While I want to be sympathetic, I have become wary. I went to university in Bath, lots of beggars and Big Issue sellers. I was a pretty skint student, but I gave money when I could. One evening I was approached by someone in the town centre saying they needed some money to get into the shelter for the night. It was getting dark, so I gave them all the change I had, three or four times what they said they needed. 10 minutes later I rounded a corner a short way off and saw the same chap giving the same story to someone else.

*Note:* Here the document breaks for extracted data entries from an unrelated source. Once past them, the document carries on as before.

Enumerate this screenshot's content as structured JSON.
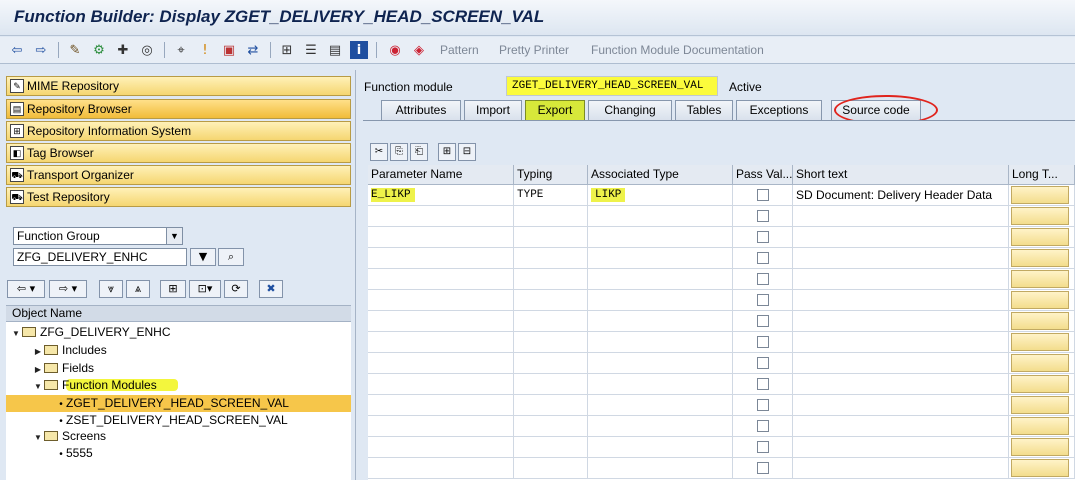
{
  "window": {
    "title": "Function Builder: Display ZGET_DELIVERY_HEAD_SCREEN_VAL"
  },
  "toolbar": {
    "buttons": [
      "back-icon",
      "forward-icon",
      "other-object-icon",
      "display-change-icon",
      "activate-icon",
      "check-icon",
      "where-used-icon",
      "navigation-icon",
      "mark-icon",
      "display-object-list-icon",
      "hierarchy-icon",
      "stack-icon",
      "info-icon",
      "test-icon",
      "pattern-icon"
    ],
    "pattern": "Pattern",
    "pretty_printer": "Pretty Printer",
    "documentation": "Function Module Documentation"
  },
  "nav": {
    "items": [
      {
        "label": "MIME Repository",
        "icon": "mime-icon"
      },
      {
        "label": "Repository Browser",
        "icon": "browser-icon"
      },
      {
        "label": "Repository Information System",
        "icon": "info-system-icon"
      },
      {
        "label": "Tag Browser",
        "icon": "tag-icon"
      },
      {
        "label": "Transport Organizer",
        "icon": "transport-icon"
      },
      {
        "label": "Test Repository",
        "icon": "test-icon"
      }
    ],
    "object_type": "Function Group",
    "object_name": "ZFG_DELIVERY_ENHC"
  },
  "tree": {
    "header": "Object Name",
    "root": "ZFG_DELIVERY_ENHC",
    "includes": "Includes",
    "fields": "Fields",
    "function_modules": "Function Modules",
    "fm1": "ZGET_DELIVERY_HEAD_SCREEN_VAL",
    "fm2": "ZSET_DELIVERY_HEAD_SCREEN_VAL",
    "screens": "Screens",
    "screen1": "5555"
  },
  "header": {
    "label": "Function module",
    "value": "ZGET_DELIVERY_HEAD_SCREEN_VAL",
    "status": "Active"
  },
  "tabs": [
    "Attributes",
    "Import",
    "Export",
    "Changing",
    "Tables",
    "Exceptions",
    "Source code"
  ],
  "active_tab": "Export",
  "grid": {
    "columns": [
      "Parameter Name",
      "Typing",
      "Associated Type",
      "Pass Val...",
      "Short text",
      "Long T..."
    ],
    "rows": [
      {
        "param": "E_LIKP",
        "typing": "TYPE",
        "assoc": "LIKP",
        "pass_value": false,
        "short": "SD Document: Delivery Header Data"
      }
    ]
  },
  "colors": {
    "highlight": "#eef24a",
    "selection": "#f6c64a",
    "annotation": "#e0241d"
  }
}
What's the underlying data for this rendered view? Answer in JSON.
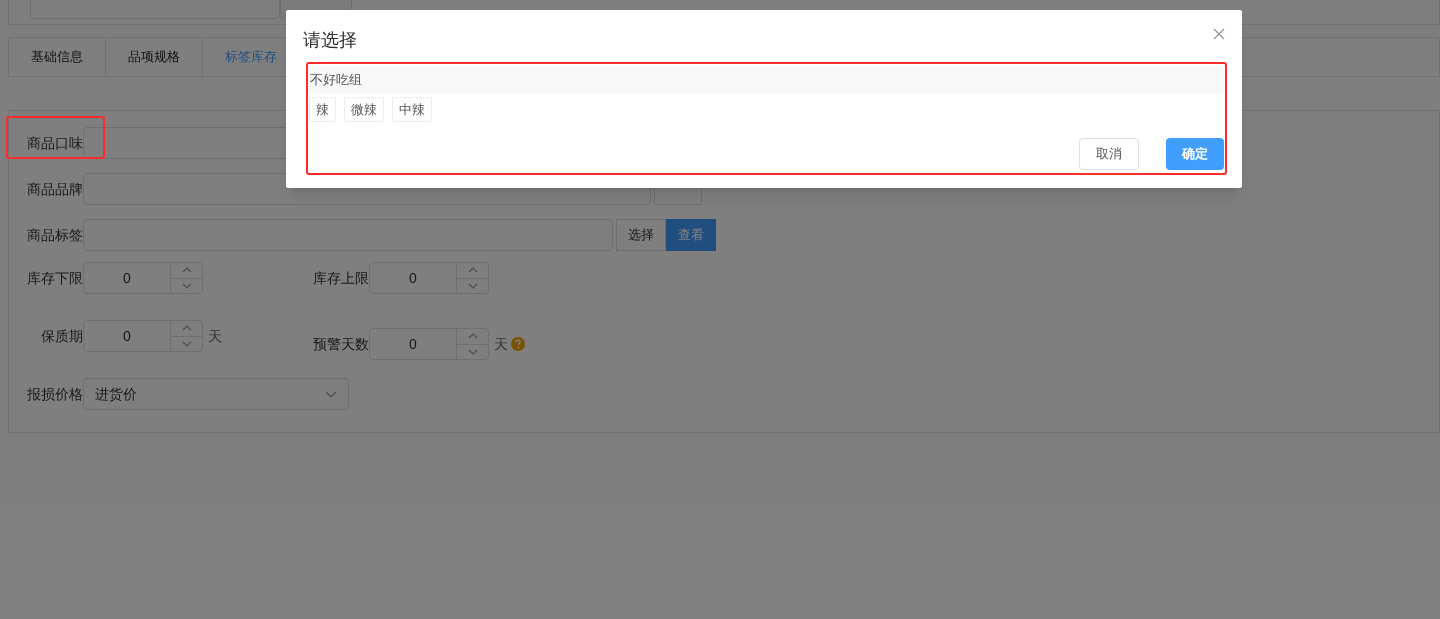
{
  "tabs": [
    {
      "label": "基础信息",
      "selected": false
    },
    {
      "label": "品项规格",
      "selected": false
    },
    {
      "label": "标签库存",
      "selected": true
    }
  ],
  "fields": [
    {
      "kind": "text",
      "label": "商品口味"
    },
    {
      "kind": "picker",
      "label": "商品品牌",
      "buttons": [
        {
          "primary": false
        }
      ]
    },
    {
      "kind": "picker",
      "label": "商品标签",
      "buttons": [
        {
          "label": "选择",
          "primary": false
        },
        {
          "label": "查看",
          "primary": true
        }
      ]
    }
  ],
  "number_rows": [
    [
      {
        "label": "库存下限",
        "value": "0",
        "help": false
      },
      {
        "label": "库存上限",
        "value": "0",
        "help": false
      }
    ],
    [
      {
        "label": "保质期",
        "value": "0",
        "unit": "天",
        "help": false
      },
      {
        "label": "预警天数",
        "value": "0",
        "unit": "天",
        "help": true
      }
    ]
  ],
  "select": {
    "label": "报损价格",
    "value": "进货价"
  },
  "dialog": {
    "title": "请选择",
    "groups": [
      {
        "name": "不好吃组",
        "tags": [
          "辣",
          "微辣",
          "中辣"
        ]
      }
    ],
    "cancel": "取消",
    "confirm": "确定"
  }
}
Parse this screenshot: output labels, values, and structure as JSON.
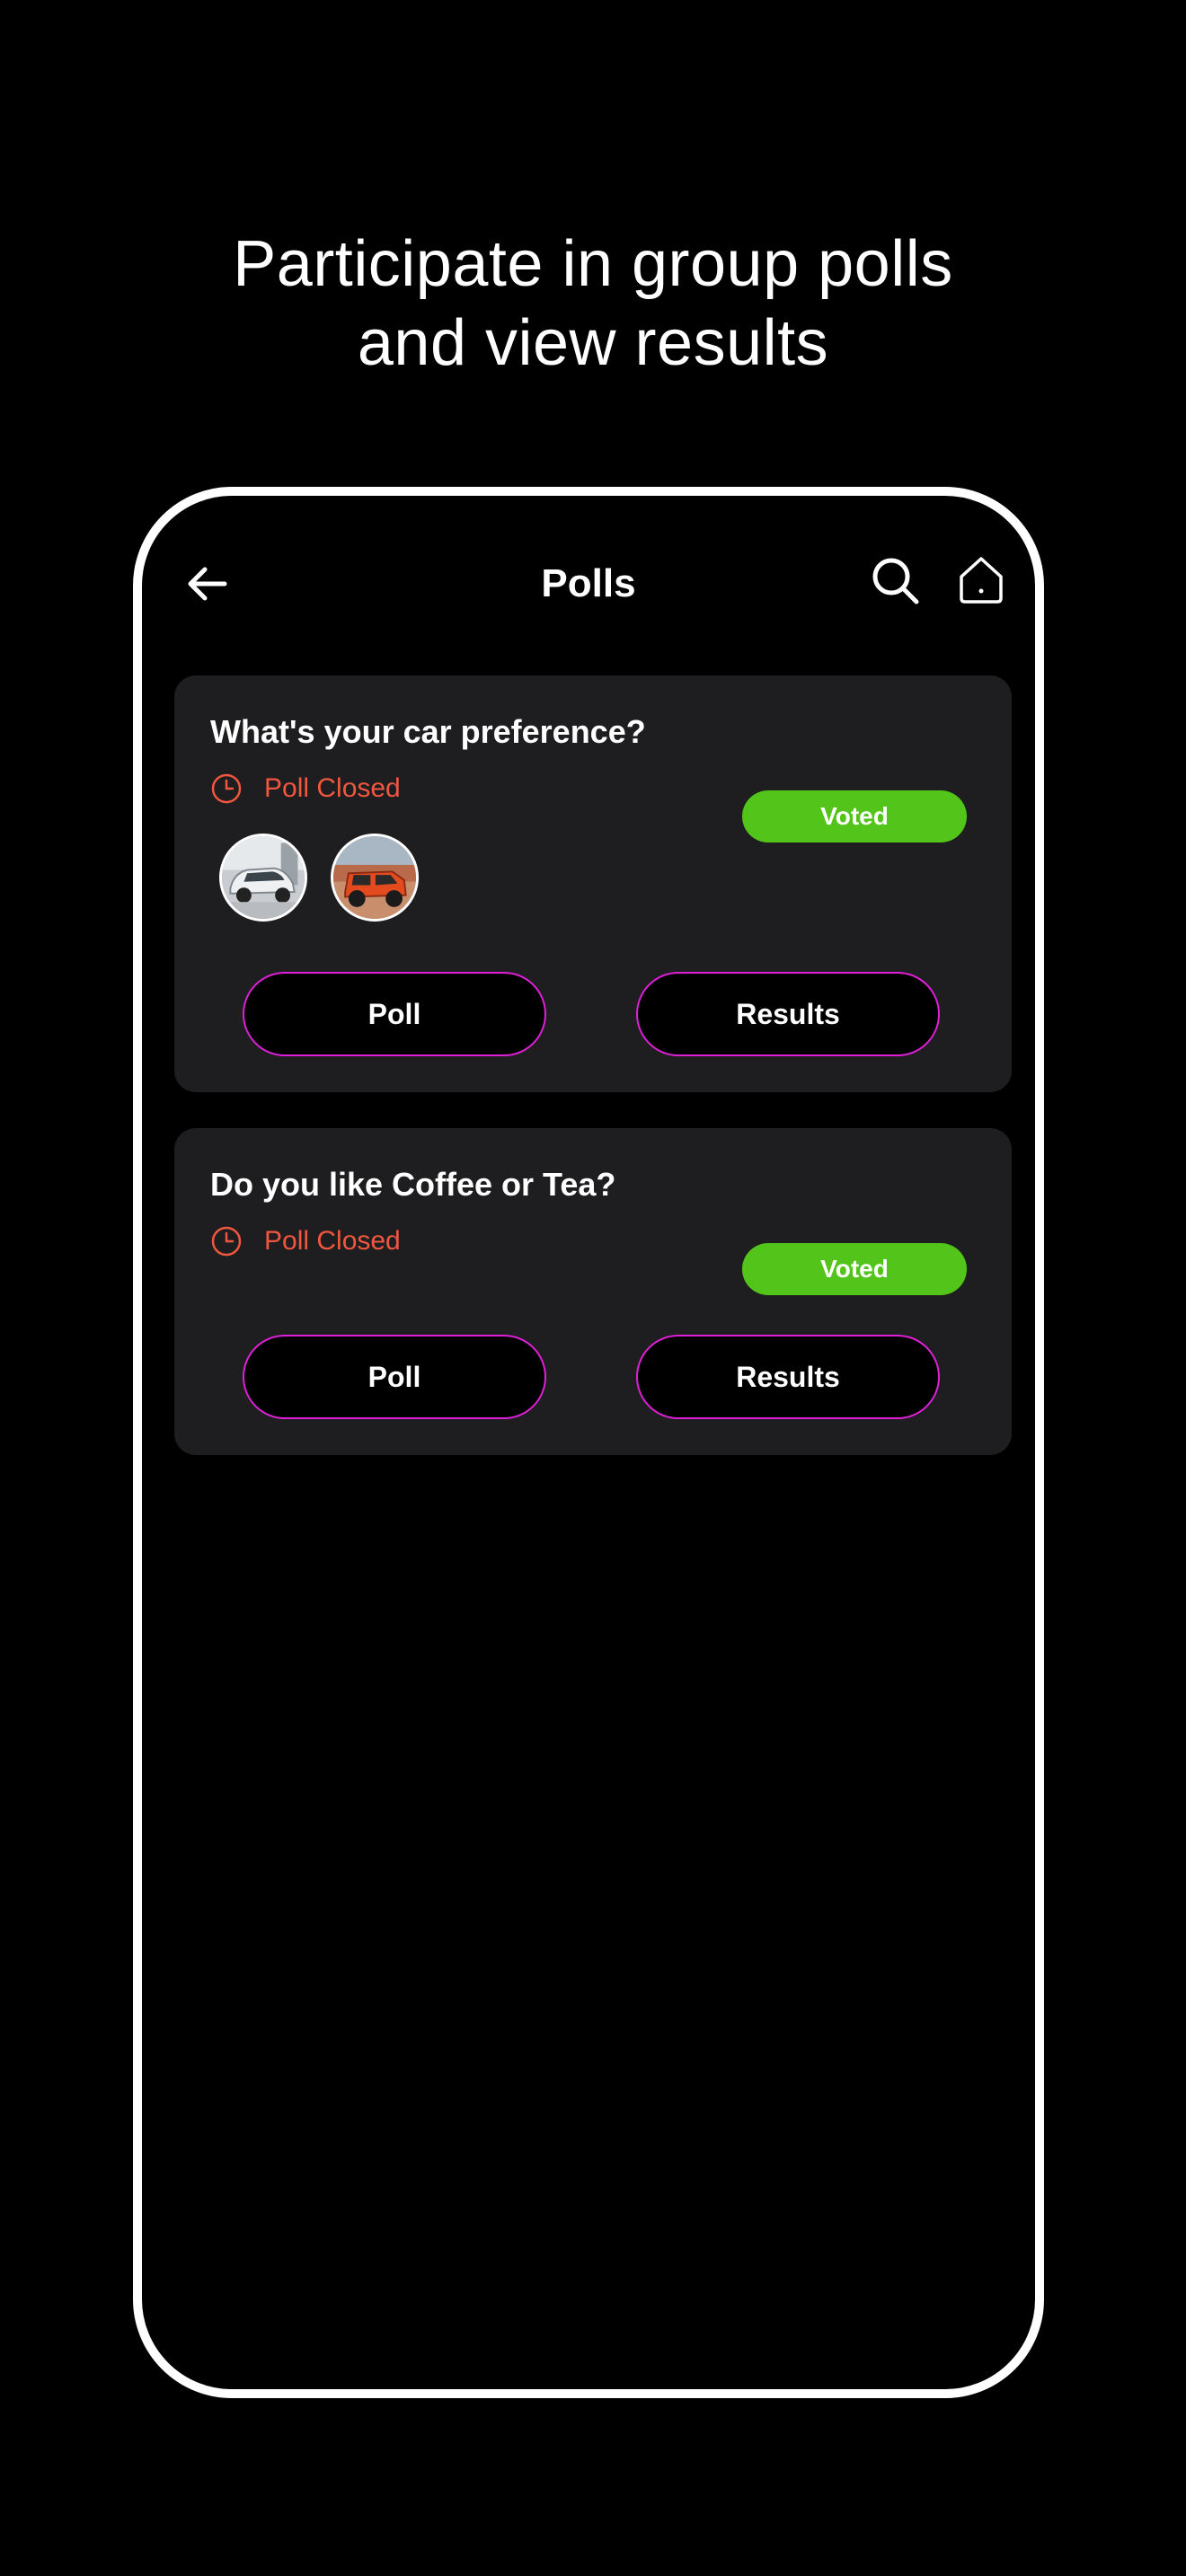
{
  "headline": {
    "line1": "Participate in group polls",
    "line2": "and view results"
  },
  "appbar": {
    "title": "Polls",
    "back_icon": "arrow-left-icon",
    "search_icon": "search-icon",
    "home_icon": "home-icon"
  },
  "polls": [
    {
      "question": "What's your car preference?",
      "status": "Poll Closed",
      "badge": "Voted",
      "options_images": [
        "silver-suv-image",
        "orange-jeep-image"
      ],
      "poll_label": "Poll",
      "results_label": "Results"
    },
    {
      "question": "Do you like Coffee or Tea?",
      "status": "Poll Closed",
      "badge": "Voted",
      "poll_label": "Poll",
      "results_label": "Results"
    }
  ],
  "colors": {
    "background": "#000000",
    "card": "#1e1e20",
    "status_red": "#f0573f",
    "voted_green": "#52c41a",
    "button_border": "#e020d8"
  }
}
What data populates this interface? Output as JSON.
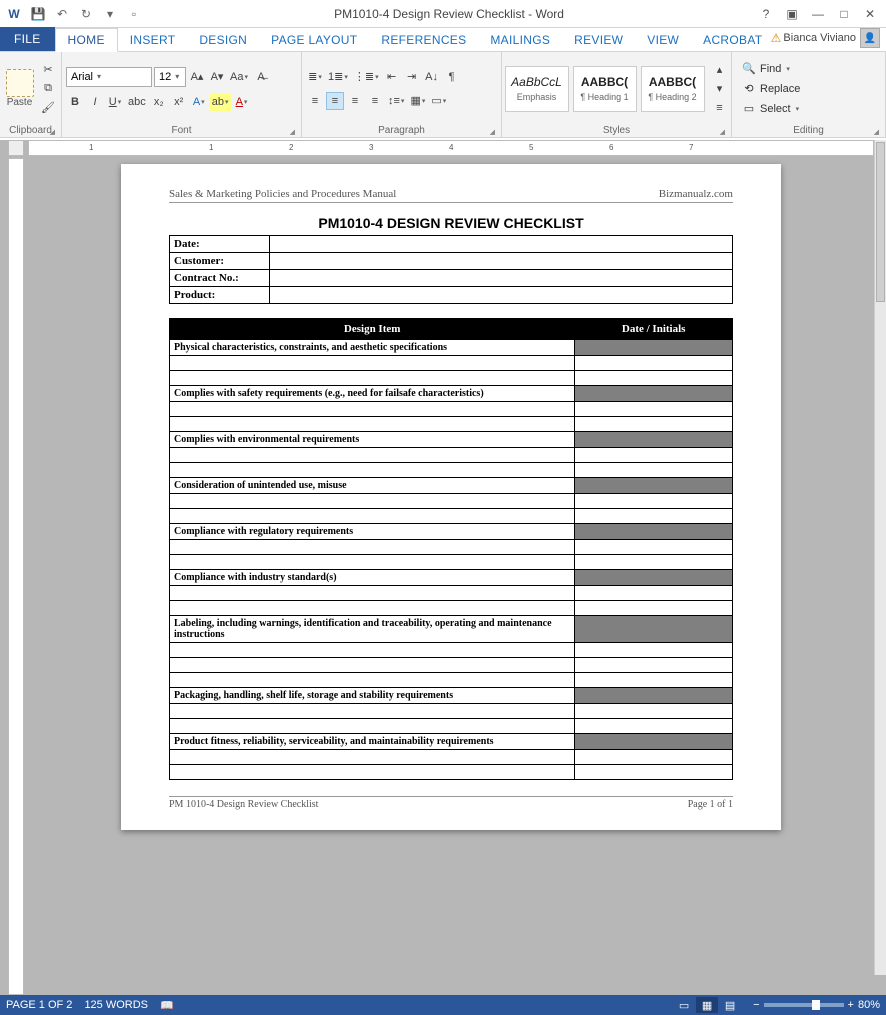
{
  "titlebar": {
    "title": "PM1010-4 Design Review Checklist - Word",
    "user": "Bianca Viviano"
  },
  "tabs": {
    "file": "FILE",
    "items": [
      "HOME",
      "INSERT",
      "DESIGN",
      "PAGE LAYOUT",
      "REFERENCES",
      "MAILINGS",
      "REVIEW",
      "VIEW",
      "ACROBAT"
    ],
    "active": "HOME"
  },
  "ribbon": {
    "clipboard": {
      "paste": "Paste",
      "label": "Clipboard"
    },
    "font": {
      "name": "Arial",
      "size": "12",
      "label": "Font"
    },
    "paragraph": {
      "label": "Paragraph"
    },
    "styles": {
      "items": [
        {
          "preview": "AaBbCcL",
          "name": "Emphasis"
        },
        {
          "preview": "AABBC(",
          "name": "¶ Heading 1"
        },
        {
          "preview": "AABBC(",
          "name": "¶ Heading 2"
        }
      ],
      "label": "Styles"
    },
    "editing": {
      "find": "Find",
      "replace": "Replace",
      "select": "Select",
      "label": "Editing"
    }
  },
  "ruler": {
    "marks": [
      "1",
      "1",
      "2",
      "3",
      "4",
      "5",
      "6",
      "7"
    ]
  },
  "document": {
    "header_left": "Sales & Marketing Policies and Procedures Manual",
    "header_right": "Bizmanualz.com",
    "title": "PM1010-4 DESIGN REVIEW CHECKLIST",
    "info": [
      {
        "label": "Date:",
        "value": ""
      },
      {
        "label": "Customer:",
        "value": ""
      },
      {
        "label": "Contract No.:",
        "value": ""
      },
      {
        "label": "Product:",
        "value": ""
      }
    ],
    "columns": {
      "c1": "Design Item",
      "c2": "Date / Initials"
    },
    "items": [
      "Physical characteristics, constraints, and aesthetic specifications",
      "Complies with safety requirements (e.g., need for failsafe characteristics)",
      "Complies with environmental requirements",
      "Consideration of unintended use, misuse",
      "Compliance with regulatory requirements",
      "Compliance with industry standard(s)",
      "Labeling, including warnings, identification and traceability, operating and maintenance instructions",
      "Packaging, handling, shelf life, storage and stability requirements",
      "Product fitness, reliability, serviceability, and maintainability requirements"
    ],
    "footer_left": "PM 1010-4 Design Review Checklist",
    "footer_right": "Page 1 of 1"
  },
  "statusbar": {
    "page": "PAGE 1 OF 2",
    "words": "125 WORDS",
    "zoom": "80%"
  }
}
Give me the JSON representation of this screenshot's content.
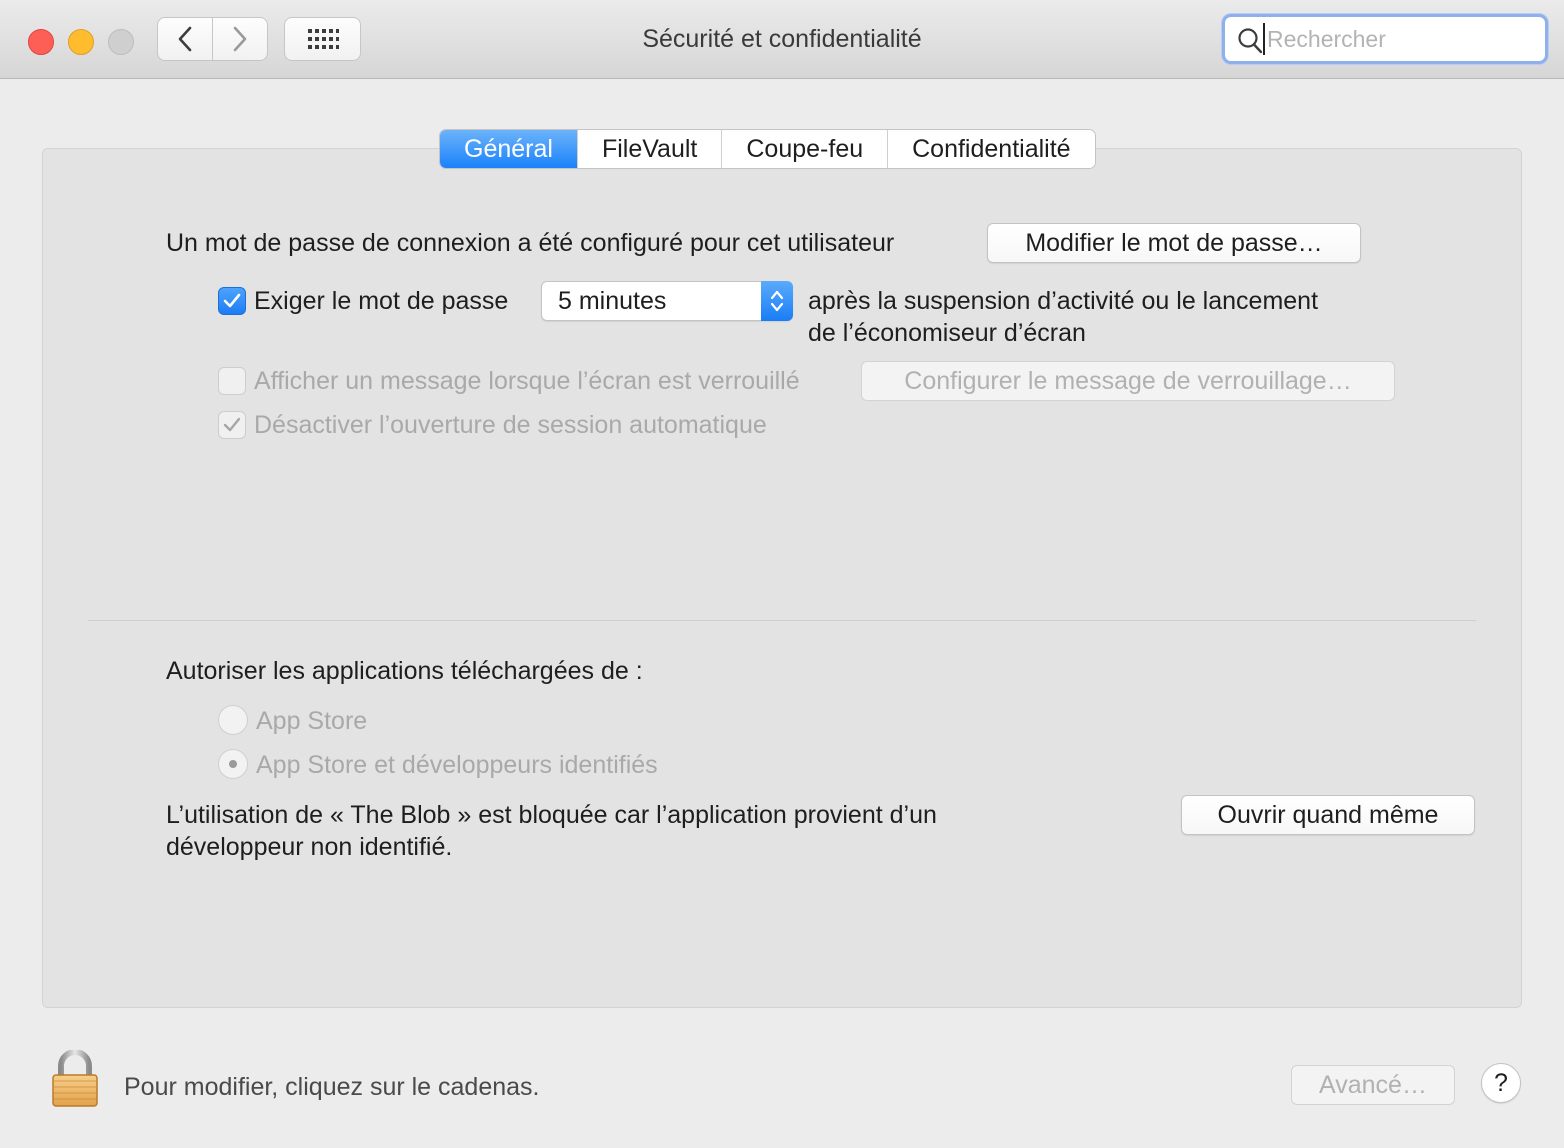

Maybe he was going to a shelter, maybe not. Either way, he was getting what he could from who he could while he could. It left a sour taste for me, I felt I had been taken for a fool and from that day I have disbelieved everything I am told by people on the street asking for money. Subsequent experiences have tended to reinforce this.
The number of beggars has been going up, or at least I have seen them in places were there used not to be any. Walking down my local high street I stopped to talk to a young man sitting on the pavement. It was last winter, and snow was forecast. He said that he wanted to get to Milton Keynes, that there were more shelters there. I didn't have my car and wasn't planning to go anywhere near the station, but offered to walk with him and buy him a ticket. He looked suddenly uncomfortable and said he was waiting for someone who would be there any minute and who had said they would bring him a sleeping bag. I told him I had some errands and would be back in 20-30 minutes, if he still wanted to go. 25 minutes later, there was nothing to been seen of him except his old paper coffee cup. Guess he didn't really want to go to the shelter in MK as much as he said.
I don't know what order of events sees people wind up on the street. Bad choices seems like the biggest blanket reason, one hears that quite a lot of men end up there after divorce. I know there can be bad luck, but I used to live with an alcoholic with some temper issues and he seemed to have more than his share of bad luck, but nearly all could be traced to his own bad choices. Bad choices would be made, and then sit, waiting for a chance occurrence to burst forth and cause trouble. Sometimes it would take months, other choices kept costing for years, compounding on any future dodgy decisions.
Hard to stop digging when in a hole if you don't recognise that the whole is of your own making.